South Wind eBook

This eBook from the Gutenberg Project consists of approximately 503 pages of information about South Wind.

South Wind eBook

This eBook from the Gutenberg Project consists of approximately 503 pages of information about South Wind.

CHAPTER XXIII

The duchess was a good sleeper, as befitted a person of regular habits and pure life.

It was her custom to retire for the night at about eleven o’clock.  Angelina, who reposed in an adjoining room, would enter softly at nine in the morning, draw up the blinds, and deposit a cup of tea at the bedside of her mistress.  Up to that moment, she would slumber like a child.  Rarely did she suffer from insomnia or nightmare.  On this particular night, however, her rest was troubled by a strange and disquieting dream.

She was a little girl once more, at her parental home out West.  All the old memories were around her.  It was winter time.  She was alone, out of doors.  Snow, the familiar snow, was falling from a sombre sky; already it lay deep on the boundless plains.  It fell without ceasing.  The sky grew darker.  Hours seemed to pass, and still the flakes descended.  It was not cold snow.  It was warm snow—­warm and rather suffocating.  Very suffocating.  It began to choke her.  Suddenly she found she could breathe no more.  She gave a wild cry of despair—­

Her maid was standing beside the bed, a lighted candle in her hand.  Otherwise the room was in pitch darkness.  Angelina looked like a Tanagra statuette.  Draped in nothing but a clinging nightgown that reached two inches below the knee and accentuated the charm of her figure, with the candle-light throwing playful gleams upon her neck and cheeks, Angelina was an apparition to gladden the heart of man.

The heart of the Duchess was not gladdened by any means.

“What is the meaning of this, girl?” she enquired sternly, in what she took to be the language of the country.  “And in the middle of the night!”

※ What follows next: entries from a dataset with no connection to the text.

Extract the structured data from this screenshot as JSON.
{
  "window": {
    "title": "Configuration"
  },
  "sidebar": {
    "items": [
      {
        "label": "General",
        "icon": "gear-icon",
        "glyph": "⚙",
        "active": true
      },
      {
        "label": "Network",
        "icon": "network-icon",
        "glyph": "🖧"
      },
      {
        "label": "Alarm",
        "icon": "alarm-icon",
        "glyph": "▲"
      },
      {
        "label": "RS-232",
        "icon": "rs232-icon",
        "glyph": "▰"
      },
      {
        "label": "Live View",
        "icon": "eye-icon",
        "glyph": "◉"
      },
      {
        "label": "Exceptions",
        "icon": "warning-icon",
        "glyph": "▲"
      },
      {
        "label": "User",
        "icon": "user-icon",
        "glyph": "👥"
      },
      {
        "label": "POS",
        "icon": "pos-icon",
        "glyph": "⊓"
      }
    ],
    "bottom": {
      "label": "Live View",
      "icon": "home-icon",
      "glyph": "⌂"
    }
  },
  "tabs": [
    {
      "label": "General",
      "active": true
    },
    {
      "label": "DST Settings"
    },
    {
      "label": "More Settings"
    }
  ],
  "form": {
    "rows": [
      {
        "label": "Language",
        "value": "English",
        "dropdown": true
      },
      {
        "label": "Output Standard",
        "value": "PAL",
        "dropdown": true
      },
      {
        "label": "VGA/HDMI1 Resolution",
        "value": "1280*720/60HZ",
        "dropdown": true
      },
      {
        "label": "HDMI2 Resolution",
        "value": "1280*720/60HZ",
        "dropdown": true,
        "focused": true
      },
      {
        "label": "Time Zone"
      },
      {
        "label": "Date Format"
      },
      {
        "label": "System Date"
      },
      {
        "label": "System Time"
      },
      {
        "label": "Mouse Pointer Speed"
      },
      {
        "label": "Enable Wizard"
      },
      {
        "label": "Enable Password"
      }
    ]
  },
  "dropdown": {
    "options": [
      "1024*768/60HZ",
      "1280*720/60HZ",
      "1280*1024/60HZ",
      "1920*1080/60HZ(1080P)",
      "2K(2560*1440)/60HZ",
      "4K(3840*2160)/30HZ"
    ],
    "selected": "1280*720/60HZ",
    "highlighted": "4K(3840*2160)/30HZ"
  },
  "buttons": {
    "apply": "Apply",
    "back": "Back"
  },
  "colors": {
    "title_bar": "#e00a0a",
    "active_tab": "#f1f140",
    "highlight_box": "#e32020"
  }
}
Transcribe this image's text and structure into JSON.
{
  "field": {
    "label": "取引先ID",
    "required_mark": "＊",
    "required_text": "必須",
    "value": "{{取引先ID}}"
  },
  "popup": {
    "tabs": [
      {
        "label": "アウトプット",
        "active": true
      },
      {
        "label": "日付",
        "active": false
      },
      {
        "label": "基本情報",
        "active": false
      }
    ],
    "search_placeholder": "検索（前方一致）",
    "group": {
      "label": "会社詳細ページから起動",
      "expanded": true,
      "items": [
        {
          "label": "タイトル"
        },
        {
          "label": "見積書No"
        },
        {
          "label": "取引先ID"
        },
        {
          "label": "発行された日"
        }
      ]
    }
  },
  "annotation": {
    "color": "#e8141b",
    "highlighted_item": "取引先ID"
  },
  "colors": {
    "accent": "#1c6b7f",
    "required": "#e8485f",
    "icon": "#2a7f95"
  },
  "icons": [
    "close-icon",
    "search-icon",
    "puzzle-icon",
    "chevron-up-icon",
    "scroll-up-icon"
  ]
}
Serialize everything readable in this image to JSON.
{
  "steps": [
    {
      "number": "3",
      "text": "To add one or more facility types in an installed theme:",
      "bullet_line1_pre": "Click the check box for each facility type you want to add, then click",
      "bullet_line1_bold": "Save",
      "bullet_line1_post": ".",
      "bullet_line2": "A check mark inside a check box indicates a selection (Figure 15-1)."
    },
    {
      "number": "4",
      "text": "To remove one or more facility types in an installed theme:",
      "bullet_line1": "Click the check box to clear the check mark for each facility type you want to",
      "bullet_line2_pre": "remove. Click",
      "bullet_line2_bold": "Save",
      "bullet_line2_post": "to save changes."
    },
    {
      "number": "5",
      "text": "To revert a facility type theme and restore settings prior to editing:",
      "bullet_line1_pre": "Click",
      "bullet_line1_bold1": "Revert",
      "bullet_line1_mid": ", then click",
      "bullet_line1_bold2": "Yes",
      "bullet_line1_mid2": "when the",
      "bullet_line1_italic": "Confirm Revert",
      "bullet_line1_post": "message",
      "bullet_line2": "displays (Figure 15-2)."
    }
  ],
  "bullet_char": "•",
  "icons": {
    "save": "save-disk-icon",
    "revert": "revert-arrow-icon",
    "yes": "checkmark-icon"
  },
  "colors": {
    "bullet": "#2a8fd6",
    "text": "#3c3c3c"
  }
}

“It’s nine o’clock, Madam.”

“Nine o’clock?  Then draw the blinds.”

“I’ve drawn them.”  She stepped to the window and tapped on the glass panes by way of confirmation.  “All dark outside,” she added.  “Ashes are falling from heaven.  The volcano is very, very angry.”

“Ashes?  The volcano?  I must dress at once.  Light two more candles.  No, three!  We can’t have three candles burning.  Don Francesco may be here at any moment.”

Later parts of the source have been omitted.